The Legal Services Consumer Panel (LSCP) and Criminal Law Solicitors Association (CLSA) have both strongly criticised proposals from the Solicitors Regulation Authority (SRA) to improve advocacy standards – but from diametrically opposed standpoints.
Sarah Chambers, chair of the LSCP, said the panel started from the premise that “there is a problem with advocacy which needs to be addressed”.
Responding to plans set out by the SRA this summer, Ms Chambers said: “While we accept that there may not be significant numbers of advocates who are inadequate, we consider the potential detriment of even a minority of poor advocates to be so significant and life changing as to require robust regulatory intervention.
“Therefore, we consider it completely appropriate for the SRA to stipulate that any advocate who wishes to work in the magistrates’ court and upwards should be assessed in witness handling.”
The SRA admitted in its consultation paper that it had considered the move but rejected it because all the evidence pointed to it being a problem in the higher courts.
Ms Chambers said the LSCP did not agree that solicitors should be able to self-assess their competence in this area – those who choose to practise criminal law once qualified should be assessed as qualifying in witness handling.
She added that, although the SRA referred to five research reports raising concerns about the quality of advocacy, the regulator stated that most of its evidence was anecdotal and it had “struggled” to obtain more. It was not clear, she said, whether the SRA believed there was a problem to address.
Consumers lacked clear standards to know what quality advocacy was and what they should expect from an advocate; this absence also meant providers did not know what they should be delivering.
“They do not understand clearly enough that they can be called to account for falling short of standards, for example by taking on cases they lack the legal knowledge to do effectively.”
Ms Chambers said judges, meanwhile, had “no clear guidance on what to do when they see poor advocacy that needs to be addressed and are probably not clear what their responsibility is to ensure standards are being met”.
On balance, she said the SRA had not addressed the current failings “robustly enough”.
The LSCP added that it strongly agreed that solicitors practising in the youth courts should hold a higher rights of audience (HRA) qualification, but in all cases, not just in those which would go to the Crown Court if they involved an adult.
On the other side of the argument, the Criminal Law Solicitors Association strongly criticised the SRA’s lack of evidence, saying: “This has the feel of a witch hunt and a sop to the Bar Council instead of promoting the positive aspects of higher court solicitor-advocates, a sad state for our regulatory body to become embroiled in.”
The CLSA response observed that the SRA said there would be a disproportionate impact on BAME solicitor-advocates, given that they are ‘over-represented’ in the criminal solicitors’ profession.
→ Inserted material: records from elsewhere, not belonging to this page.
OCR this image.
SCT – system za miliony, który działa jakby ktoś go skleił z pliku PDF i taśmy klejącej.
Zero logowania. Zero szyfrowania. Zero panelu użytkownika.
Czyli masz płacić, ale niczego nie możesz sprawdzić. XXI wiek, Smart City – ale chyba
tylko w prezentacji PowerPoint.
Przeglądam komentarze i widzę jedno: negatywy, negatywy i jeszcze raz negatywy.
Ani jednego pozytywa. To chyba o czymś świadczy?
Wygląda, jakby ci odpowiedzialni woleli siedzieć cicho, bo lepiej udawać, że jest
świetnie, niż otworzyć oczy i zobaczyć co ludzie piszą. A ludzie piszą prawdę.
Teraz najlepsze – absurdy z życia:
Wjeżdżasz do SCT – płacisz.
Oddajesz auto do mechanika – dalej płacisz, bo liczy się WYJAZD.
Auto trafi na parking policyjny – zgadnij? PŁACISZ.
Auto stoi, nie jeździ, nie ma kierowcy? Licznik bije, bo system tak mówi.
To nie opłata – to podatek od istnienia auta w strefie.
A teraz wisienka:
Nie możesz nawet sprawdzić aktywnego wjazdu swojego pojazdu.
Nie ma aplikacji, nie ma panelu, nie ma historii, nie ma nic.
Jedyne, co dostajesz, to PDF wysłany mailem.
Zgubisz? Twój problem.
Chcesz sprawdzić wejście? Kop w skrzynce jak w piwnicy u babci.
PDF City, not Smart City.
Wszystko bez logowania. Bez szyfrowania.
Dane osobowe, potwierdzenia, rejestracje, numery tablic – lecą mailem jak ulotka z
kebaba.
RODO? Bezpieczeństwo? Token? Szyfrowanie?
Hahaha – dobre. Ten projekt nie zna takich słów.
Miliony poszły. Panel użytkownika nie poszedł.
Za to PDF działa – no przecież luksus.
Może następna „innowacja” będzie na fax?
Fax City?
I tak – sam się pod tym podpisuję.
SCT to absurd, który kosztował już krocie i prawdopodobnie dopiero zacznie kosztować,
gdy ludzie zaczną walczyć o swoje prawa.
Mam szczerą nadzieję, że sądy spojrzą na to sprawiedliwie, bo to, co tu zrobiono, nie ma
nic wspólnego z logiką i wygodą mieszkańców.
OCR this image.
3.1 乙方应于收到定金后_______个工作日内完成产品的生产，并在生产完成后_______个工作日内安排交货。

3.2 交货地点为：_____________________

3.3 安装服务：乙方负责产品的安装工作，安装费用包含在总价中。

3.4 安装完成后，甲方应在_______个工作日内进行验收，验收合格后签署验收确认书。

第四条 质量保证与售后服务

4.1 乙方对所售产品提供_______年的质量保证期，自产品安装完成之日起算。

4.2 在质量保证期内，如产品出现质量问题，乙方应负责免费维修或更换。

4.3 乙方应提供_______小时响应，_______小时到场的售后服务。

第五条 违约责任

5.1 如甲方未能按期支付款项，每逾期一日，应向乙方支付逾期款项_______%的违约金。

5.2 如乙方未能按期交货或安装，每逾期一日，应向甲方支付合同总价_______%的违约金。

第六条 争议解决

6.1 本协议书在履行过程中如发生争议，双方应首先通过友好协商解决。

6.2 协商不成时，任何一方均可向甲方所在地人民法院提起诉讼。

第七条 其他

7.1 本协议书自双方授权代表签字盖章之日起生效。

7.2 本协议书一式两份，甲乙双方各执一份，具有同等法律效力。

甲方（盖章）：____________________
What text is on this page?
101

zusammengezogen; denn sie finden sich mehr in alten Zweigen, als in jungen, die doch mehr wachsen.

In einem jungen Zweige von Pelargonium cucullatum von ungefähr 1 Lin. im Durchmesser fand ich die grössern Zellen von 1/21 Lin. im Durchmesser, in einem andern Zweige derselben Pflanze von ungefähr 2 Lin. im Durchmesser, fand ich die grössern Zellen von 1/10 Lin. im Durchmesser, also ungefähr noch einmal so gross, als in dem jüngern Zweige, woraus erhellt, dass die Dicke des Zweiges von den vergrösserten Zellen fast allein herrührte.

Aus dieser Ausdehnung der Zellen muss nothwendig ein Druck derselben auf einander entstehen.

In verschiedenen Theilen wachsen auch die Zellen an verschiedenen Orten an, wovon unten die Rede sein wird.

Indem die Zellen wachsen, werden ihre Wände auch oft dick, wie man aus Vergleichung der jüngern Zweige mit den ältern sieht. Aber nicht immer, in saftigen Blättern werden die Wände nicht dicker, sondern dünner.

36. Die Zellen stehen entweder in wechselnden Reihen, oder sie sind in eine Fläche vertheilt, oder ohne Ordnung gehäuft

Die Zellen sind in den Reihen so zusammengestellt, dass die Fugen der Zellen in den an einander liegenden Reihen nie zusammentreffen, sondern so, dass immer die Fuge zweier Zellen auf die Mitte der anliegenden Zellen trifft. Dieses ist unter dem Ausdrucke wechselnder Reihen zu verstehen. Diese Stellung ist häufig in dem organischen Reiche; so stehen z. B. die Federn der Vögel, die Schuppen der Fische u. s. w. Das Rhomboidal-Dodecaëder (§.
“This seems to be in direct opposition to the SRA objective of ‘encouraging an independent, strong, diverse and effective legal profession’.”
It added: “Whilst it is a correct observation that poor advocacy is detrimental to the client, it is not for the SRA to take on the role of justice administrator and state ‘Wrongs may go unpunished’. That is both a social and moral observation and has nothing to do with advocacy.”
The CLSA dismissed the youth court advocacy plans as “entirely misconceived and irrational”, making a number of “incorrect and dangerous assumptions”.
It pointed out that solicitors routinely dealt with vulnerable clients, but the SRA proposal would “exclude many solicitors who have significant experience and skill in this area, but who are not higher court advocates”.
In its response, the Law Society said the impact assessment accompanying the paper was striking “in the total absence of any robust analysis” of the impact of the changes on solicitor-advocates.
“We recognise that advocacy can be a high-risk area; however, we are concerned that some of the proposals could have a potentially negative impact on the supplier base, which is currently extremely fragile.”
On youth courts, the society said the proposal to require the HRA qualification even in limited circumstances may “risk excluding many solicitors who have significant experience and skill in this area”.
It went on: “Whilst many HCAs [higher court advocates] may very well have the skills and experience to deal with serious youth court cases, the proposal does not actually require any experience whatsoever in this area.
“It could thus allow HCAs who have no – or limited – experience of youth court work to undertake very serious cases, with all of the risks to these vulnerable clients that this would bring.”